For a time (roughly spanning undergraduate years to two years ago) I thought I readily understood why we have the adjective puritanical. If that perception hadn’t already set in from grade school history, it certainly did while writing a paper on anti-fornication laws for John Demos’ history class as an undergrad.
More recently, I’ve been reading the earliest decisions from a number of colonies. The sheer number of fornication cases brought before the courts suggests to me that everyday behavior did not exactly coordinate with our ideas of the puritanical—although prosecuting the cases is another story.

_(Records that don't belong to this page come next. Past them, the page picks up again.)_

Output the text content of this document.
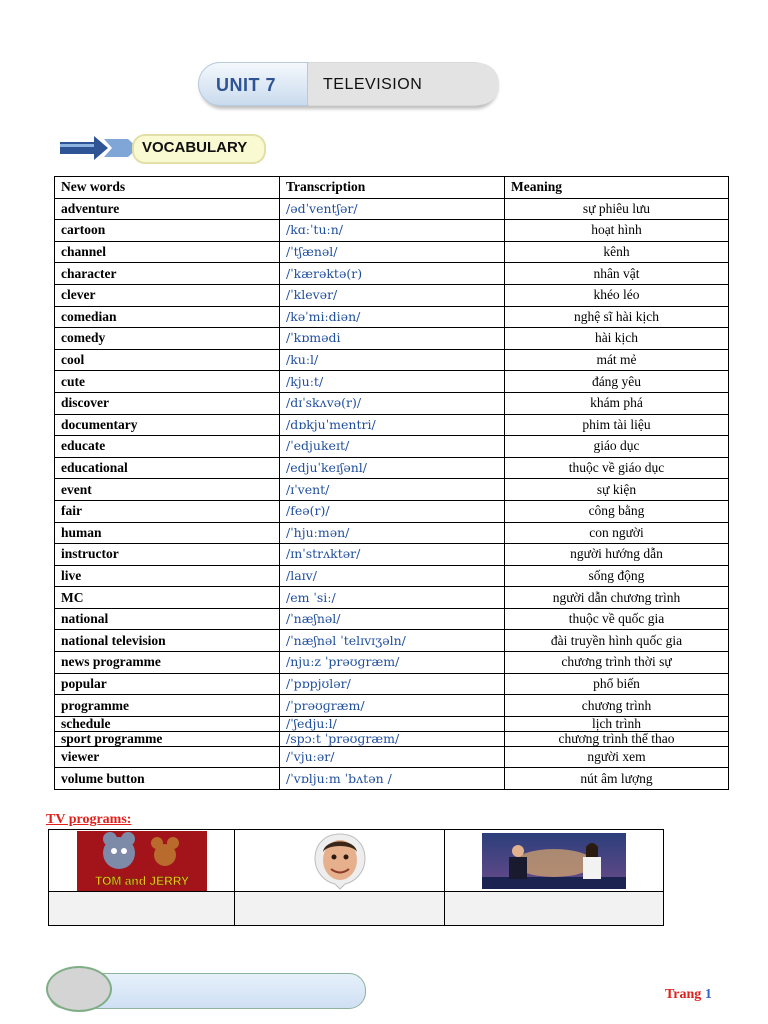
TELEVISION
UNIT 7
VOCABULARY
New words	Transcription	Meaning
adventure	/ədˈventʃər/	sự phiêu lưu
cartoon	/kɑːˈtuːn/	hoạt hình
channel	/ˈtʃænəl/	kênh
character	/ˈkærəktə(r)	nhân vật
clever	/ˈklevər/	khéo léo
comedian	/kəˈmiːdiən/	nghệ sĩ hài kịch
comedy	/ˈkɒmədi	hài kịch
cool	/kuːl/	mát mẻ
cute	/kjuːt/	đáng yêu
discover	/dɪˈskʌvə(r)/	khám phá
documentary	/dɒkjuˈmentri/	phim tài liệu
educate	/ˈedjukeɪt/	giáo dục
educational	/edjuˈkeɪʃənl/	thuộc về giáo dục
event	/ɪˈvent/	sự kiện
fair	/feə(r)/	công bằng
human	/ˈhjuːmən/	con người
instructor	/ɪnˈstrʌktər/	người hướng dẫn
live	/laɪv/	sống động
MC	/em ˈsiː/	người dẫn chương trình
national	/ˈnæʃnəl/	thuộc về quốc gia
national television	/ˈnæʃnəl ˈtelɪvɪʒəln/	đài truyền hình quốc gia
news programme	/njuːz ˈprəʊɡræm/	chương trình thời sự
popular	/ˈpɒpjʊlər/	phổ biến
programme	/ˈprəʊɡræm/	chương trình
schedule	/ˈʃedjuːl/	lịch trình
sport programme	/spɔːt ˈprəʊɡræm/	chương trình thể thao
viewer	/ˈvjuːər/	người xem
volume button	/ˈvɒljuːm ˈbʌtən /	nút âm lượng
TV programs:
TOM and JERRY

Trang 1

Among the strict behavior restrictions was one on chewing tobacco. The photo, taken from an early Connecticut law book, is a lovely example. I wonder, though, if such laws were as common (or commonly enforced) in the southern colonies, such as Virginia, where tobacco was a significant crop. Of course, the irony is that we almost forbid chewing tobacco now through public pressure--a long way from the not too distant days when an upper level Kennedy administrator was gifted with a spittoon. Not that I think that’s a bad thing. Only an interesting example of an early Connecticut law that was once thought absurd and now seems much more reasonable. Although the reasons behind the law and current social customs likely differ, it makes me wonder how fair it is to use puritanical (especially with any smugness) when we think of early legal history.